Iodination is a reaction where iodine is added to a double bond of alkene to give a diiodide.
Alkene chlorination and bromination are very general reactions, and mechanistic study of these reactions provides additional insight into electrophilic addition reactions of alkenes.
Much less detail is known about fluorination and iodination. The order of reactivity is F2 > Cl2 > Br2 > I2.
The differences between chlorination and bromination indicate the trends for all the halogens, but these differences are much more pronounced for fluorination and iodination. Fluorination is strongly exothermic and difficult to control, whereas for iodination the reaction is not normally favorable thermodynamically and easily reversible so often produces very low yields. But all of these reactions take place with a similar mechanism.

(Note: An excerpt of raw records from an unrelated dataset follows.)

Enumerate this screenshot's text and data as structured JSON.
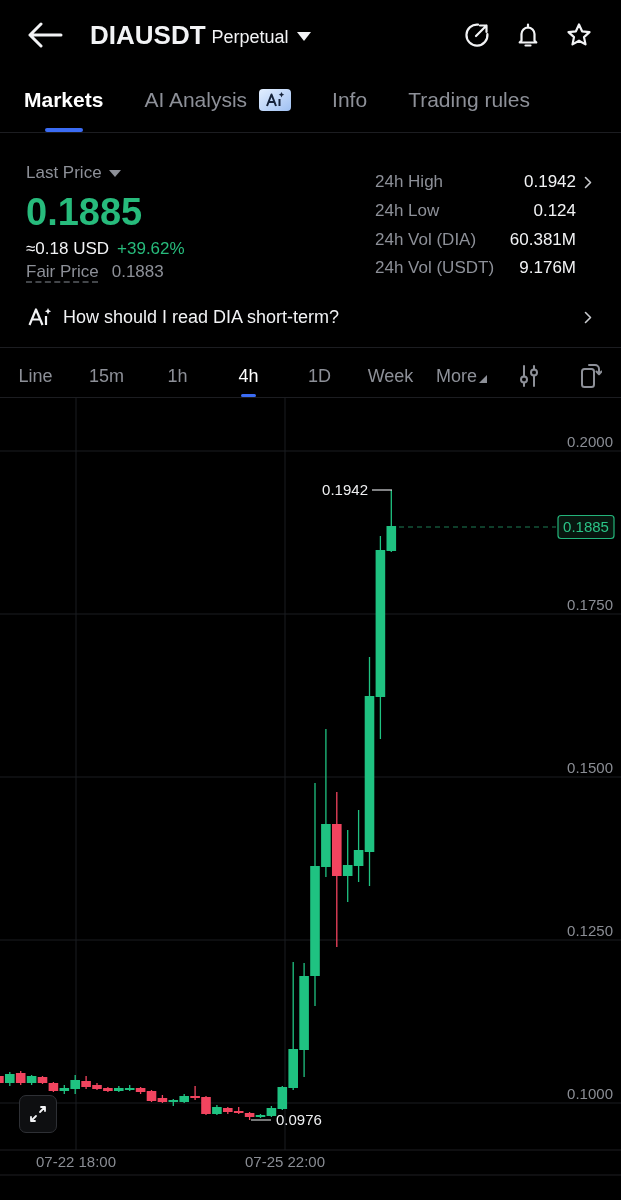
{
  "header": {
    "symbol": "DIAUSDT",
    "contract": "Perpetual"
  },
  "tabs": [
    {
      "label": "Markets",
      "selected": true,
      "badge": false
    },
    {
      "label": "AI Analysis",
      "selected": false,
      "badge": true
    },
    {
      "label": "Info",
      "selected": false,
      "badge": false
    },
    {
      "label": "Trading rules",
      "selected": false,
      "badge": false
    }
  ],
  "price": {
    "label": "Last Price",
    "value": "0.1885",
    "usd": "≈0.18 USD",
    "change": "+39.62%",
    "fair_label": "Fair Price",
    "fair_value": "0.1883"
  },
  "stats": [
    {
      "label": "24h High",
      "value": "0.1942",
      "link": true
    },
    {
      "label": "24h Low",
      "value": "0.124",
      "link": false
    },
    {
      "label": "24h Vol (DIA)",
      "value": "60.381M",
      "link": false
    },
    {
      "label": "24h Vol (USDT)",
      "value": "9.176M",
      "link": false
    }
  ],
  "ai_prompt": {
    "text": "How should I read DIA short-term?"
  },
  "intervals": [
    {
      "label": "Line",
      "selected": false,
      "kind": "option"
    },
    {
      "label": "15m",
      "selected": false,
      "kind": "option"
    },
    {
      "label": "1h",
      "selected": false,
      "kind": "option"
    },
    {
      "label": "4h",
      "selected": true,
      "kind": "option"
    },
    {
      "label": "1D",
      "selected": false,
      "kind": "option"
    },
    {
      "label": "Week",
      "selected": false,
      "kind": "option"
    },
    {
      "label": "More",
      "selected": false,
      "kind": "dropdown"
    }
  ],
  "chart": {
    "y_labels": [
      "0.2000",
      "0.1750",
      "0.1500",
      "0.1250",
      "0.1000"
    ],
    "x_labels": [
      "07-22 18:00",
      "07-25 22:00"
    ],
    "high_label": "0.1942",
    "low_label": "0.0976",
    "last_price": "0.1885"
  }
}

Iodine is a highly polarizable molecule that behaves as electrophilic iodine (I+) in the presence of a suitable Lewis base, such as an alkene reacts with molecular iodine, a characteristic iodonium ion is formed, and subsequent reaction of addition the nucleophilic ion (I-) leads to the vicinal diiodide.
In the second step of the proposed mechanism, the iodonium ion is attacked by the iodine ion that was produced in the first step. This step is an SN2 process and must, therefore, proceed via a backside attack. The requirement for backside attack explains the observed stereochemical requirement for anti-addition. The structure of this ion is rigid, and it may be attacked by iodide ion only on the side opposite the bridging iodine atom. The three-membered ring is thus opened stereospecifically. The leaving group is the bridging iodine. In symmetric iodonium ions, the attack is equally probable at either carbon atom, thereby giving the racemic (or meso) products observed.